Looking through my mum’s effects I came across a love letter that my father had written to her before they were married, when he was here in Barnsley and she was back home in Glasgow. I knew of the existence of this letter but I never read it because it was personal. But when she passed, I dared to dip in and it was beautiful. Anyone who knew my dad might not associate him with romance, he was rock solid and decent… but about as likely to turn up with a bunch of red roses as I am to adorn the front cover of Vogue.
To read that he had been busy saving up his brass so that in three week’s time he’d have enough money for a marriage licence, a ring and a few pounds over was touching. Then he went on to say that the sensible thing would be to wait for a few more months and have more money saved. ‘But I don’t feel sensible any more’ he told her, because she had altered all that. When I read it, my heart thumped with deep joy because we don’t think of our sensible parents as young, impulsive things do we?

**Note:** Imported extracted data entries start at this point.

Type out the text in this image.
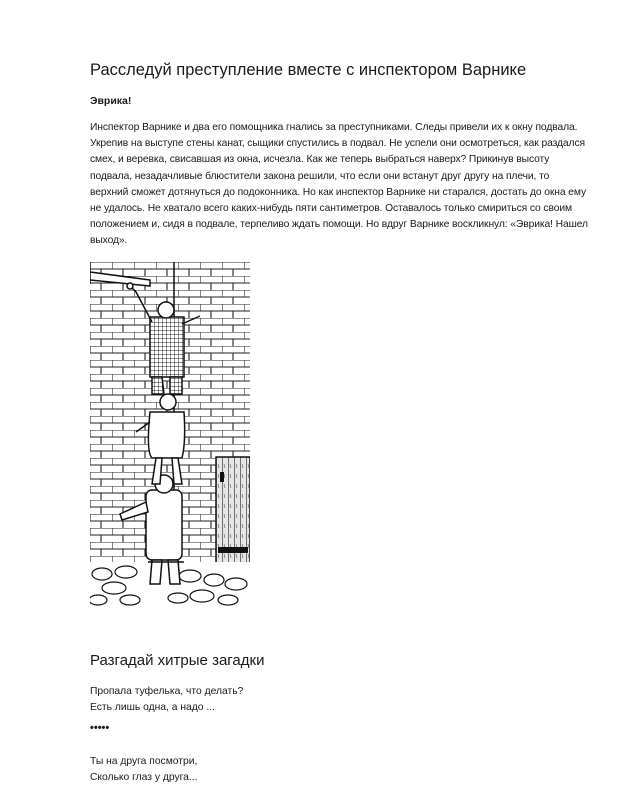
Расследуй преступление вместе с инспектором Варнике
Эврика!

Инспектор Варнике и два его помощника гнались за преступниками. Следы привели их к окну подвала. Укрепив на выступе стены канат, сыщики спустились в подвал. Не успели они осмотреться, как раздался смех, и веревка, свисавшая из окна, исчезла. Как же теперь выбраться наверх? Прикинув высоту подвала, незадачливые блюстители закона решили, что если они встанут друг другу на плечи, то верхний сможет дотянуться до подоконника. Но как инспектор Варнике ни старался, достать до окна ему не удалось. Не хватало всего каких-нибудь пяти сантиметров. Оставалось только смириться со своим положением и, сидя в подвале, терпеливо ждать помощи. Но вдруг Варнике воскликнул: «Эврика! Нашел выход».

Разгадай хитрые загадки

Пропала туфелька, что делать?

Есть лишь одна, а надо ...

•••••

Ты на друга посмотри,

Сколько глаз у друга...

I’m glad mine were and rushed to the altar because they couldn’t wait. So maybe, at sixty myself, it was time to throw caution to the wind, make an appointment at Black Anvil in Wombwell and have those words put on my arm forever, in my dad’s handwriting, lifted from his letter. So I did and I can’t stop looking at it because, stupid as it may sound, I feel as if they are close to me again. It didn’t feel reckless, it felt right. And not being sensible worked out okay for them because they were married for sixty years.
I defy anyone to find a more passionate man about film than Rob Younger at our very own Barnsley Parkway. So here’s a date for your diary – 6pm June 15th , when he will be showing an original 35mm copy of ‘Kes’. There are only two original copies still around and the other is held by the British Film Institute. This copy is owned by Ronnie Steele, the chair of the Kes group who instigated the project to put the Barry Hines memorial statue by the entrance of the Alhambra centre. But the reel is no good sitting in a tin, so he and Rob decided to load up the film for people to see. There will be an interview with Dai Bradley, who played Billy Casper in the film afterwards so grab an ice cream and sit back and enjoy the evening. It’s one of those films best seen in a throng on a big screen and this is part of our local history, so don’t miss out.